Friday Book Design Blog: Faber Fine Press
One of the most pleasing things about good book design is that it is a cheap way of bringing good design into your house – rather like that other, rather less garlanded design staple, the tea towel. (Where are the awards for Best Tea Towel? I hear you shout. Wrong blog, I’m afraid.)
As illustrator Jeffrey Alan Love said on this blog a fortnight ago – when I talked to him about his work on Simon Ings’s Wolves – “I wanted to create a cover that people would want to live with, to have on their bookshelves facing out at home”.
There are posters of iconic book covers that you can buy – as well as the recent innovation of book text posters, with the entire text of a novel printed teeny tiny on it – but that shouldn’t stop us thinking of books as something that can live on our walls. I have some deep ‘box frames’ with old Penguin paperbacks nestled in them, and some books get turned cover out on our shelves.
For those with more money at their disposal to furnish their rooms, the destination of choice must surely be Faber’s new imprint, Fine Press, which is producing limited edition items that, thus far, most definitely deserve a frame and a prominent position on the walls.
The Press’s first four publications are a set of poetry broadsides – single sheet poems – written by Simon Armitage, Daljit Nagra, Alice Oswald and Jo Shapcott, and each poet matched to an illustrator, respectively Paul Catherall, Bruno Mangyoku, Jonathan Gibbs (no relation! although I do have some lovely books with his images on the front) and Amanda-Sue Rope.
Measuring 386mm x 312mm and retailing at a solid £120, these are not casual purchases, but then nor are they produced casually. They are hand typeset and printed by Hand & Eye on letterpress machines – which are probably what we think of when we think of traditional printing processes: inking and pressing down raised type onto paper. Suffice it to say, this isn’t how most books are produced these days (although I did feature a letter press book on this blog: Olivia Laing’s Yellow Cab Quartet, printed by Anna Fewster).
Although this first series was outsourced, Faber hope to bring future productions in-house, not least because this was how the whole project was conceived. As described by Jack Murphy, Faber’s Production Manager:
We found a small handpress, a Model Printing Press No. 3, in Faber’s archive, which was used by Berthold Wolpe in years gone by. I’m in the process of renovating it and it will be installed here at our offices to print small things; cards, pamphlets and the like.
Wolpe, for those that don’t know, was a German lettering artist and designer most often remembered as the creator of the Albertus font and the man behind the bright, punchy, type-lead look of Faber books from the middle of the last century. A hand press, as you might think, is a press operated by hand – and so quite small – Model presses being a brand that first appeared in the UK in 1877. The Number 3 had a print size of 6 by 9 inches.
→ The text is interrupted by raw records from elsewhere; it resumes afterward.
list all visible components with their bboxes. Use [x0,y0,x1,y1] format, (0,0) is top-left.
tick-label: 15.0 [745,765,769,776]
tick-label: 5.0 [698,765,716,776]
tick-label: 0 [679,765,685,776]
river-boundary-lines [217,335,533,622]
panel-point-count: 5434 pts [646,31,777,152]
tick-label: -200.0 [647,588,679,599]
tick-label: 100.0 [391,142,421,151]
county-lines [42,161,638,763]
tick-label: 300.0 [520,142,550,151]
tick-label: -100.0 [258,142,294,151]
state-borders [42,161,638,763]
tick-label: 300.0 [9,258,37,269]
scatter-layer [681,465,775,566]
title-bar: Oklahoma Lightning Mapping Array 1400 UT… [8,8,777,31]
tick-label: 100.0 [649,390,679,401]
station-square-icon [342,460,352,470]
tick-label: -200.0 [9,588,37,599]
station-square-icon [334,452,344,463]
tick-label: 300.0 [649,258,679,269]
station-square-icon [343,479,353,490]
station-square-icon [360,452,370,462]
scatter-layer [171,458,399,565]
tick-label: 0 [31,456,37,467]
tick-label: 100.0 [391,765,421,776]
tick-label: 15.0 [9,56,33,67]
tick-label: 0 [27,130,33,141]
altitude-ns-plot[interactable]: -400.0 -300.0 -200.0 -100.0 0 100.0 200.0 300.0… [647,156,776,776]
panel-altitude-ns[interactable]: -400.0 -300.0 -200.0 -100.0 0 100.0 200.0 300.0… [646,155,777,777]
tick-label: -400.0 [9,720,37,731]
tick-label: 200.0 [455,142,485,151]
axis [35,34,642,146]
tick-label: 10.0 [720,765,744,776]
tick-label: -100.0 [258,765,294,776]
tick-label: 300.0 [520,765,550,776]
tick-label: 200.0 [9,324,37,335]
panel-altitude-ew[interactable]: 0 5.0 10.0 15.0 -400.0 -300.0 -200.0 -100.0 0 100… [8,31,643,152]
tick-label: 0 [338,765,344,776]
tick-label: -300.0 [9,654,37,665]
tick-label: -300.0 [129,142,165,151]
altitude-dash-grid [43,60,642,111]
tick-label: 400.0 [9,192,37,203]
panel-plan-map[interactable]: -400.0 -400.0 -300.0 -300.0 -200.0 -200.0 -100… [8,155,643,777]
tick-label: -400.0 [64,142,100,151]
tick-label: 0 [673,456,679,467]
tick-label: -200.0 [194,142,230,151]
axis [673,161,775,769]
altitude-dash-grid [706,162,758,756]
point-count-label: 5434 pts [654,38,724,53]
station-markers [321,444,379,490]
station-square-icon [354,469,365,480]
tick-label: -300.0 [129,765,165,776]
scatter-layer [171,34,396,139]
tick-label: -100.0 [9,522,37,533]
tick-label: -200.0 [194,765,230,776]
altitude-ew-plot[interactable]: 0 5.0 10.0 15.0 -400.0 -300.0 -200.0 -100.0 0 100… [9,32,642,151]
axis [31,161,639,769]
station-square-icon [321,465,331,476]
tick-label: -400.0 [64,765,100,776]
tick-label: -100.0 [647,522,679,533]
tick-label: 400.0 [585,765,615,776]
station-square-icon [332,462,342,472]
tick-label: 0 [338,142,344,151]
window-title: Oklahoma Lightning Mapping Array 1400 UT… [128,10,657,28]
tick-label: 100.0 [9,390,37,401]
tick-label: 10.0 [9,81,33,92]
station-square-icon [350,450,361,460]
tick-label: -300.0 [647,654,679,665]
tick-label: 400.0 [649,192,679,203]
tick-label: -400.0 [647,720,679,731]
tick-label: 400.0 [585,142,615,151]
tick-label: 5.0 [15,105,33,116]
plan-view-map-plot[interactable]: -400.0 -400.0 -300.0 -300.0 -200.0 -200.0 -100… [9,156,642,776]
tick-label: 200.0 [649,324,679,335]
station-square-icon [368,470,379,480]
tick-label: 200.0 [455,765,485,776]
While, as I say, these first broadsides are hardly aimed at the wider reading market, I do think it’s great that publishing companies are maintaining an interest in their own history, and the history of publishing itself. As well as renovating Wolpe’s old machine, Faber have bought a second, larger Korrex machine, and are working with the London Centre for Book Arts. Murphy goes on:
We hope that as many people as possible from Faber will use the press. Beyond that, there is also the idea of tying it in with the Faber Academy part of business, which offers creative writing courses. We’re thinking of ways to offer combined writing/printing courses. But ultimately of course, the aim is to produce work on these presses to be published under the Faber Fine Press marque.
We’ve got various plans for Faber Fine Press. One part of the project is to publish two or three projects a year of work commissioned specially for a beautiful, fine press treatment. These may be along the lines of the poetry broadsides, but might also be pamphlets, small books, posters or any other text that lends itself to exceptional illustration, design and print. I’m hoping the next project might be similar in format to the broadsides, but pairing some of the musicians on our Faber Social list to provide text in the form of lyrics or poetry, with illustrators/artists of their choice providing artwork. We’ve also got some more ambitious ideas for fine press projects which may take longer to come to fruition.
In an era of Espresso Book Machines, and print on demand in general, I like the idea of feckless Faber junior editors and publicity managers being sent down to the basement to get their hands dirty on a big old piece of machinery like this. All in the pursuit of beautiful words, of course.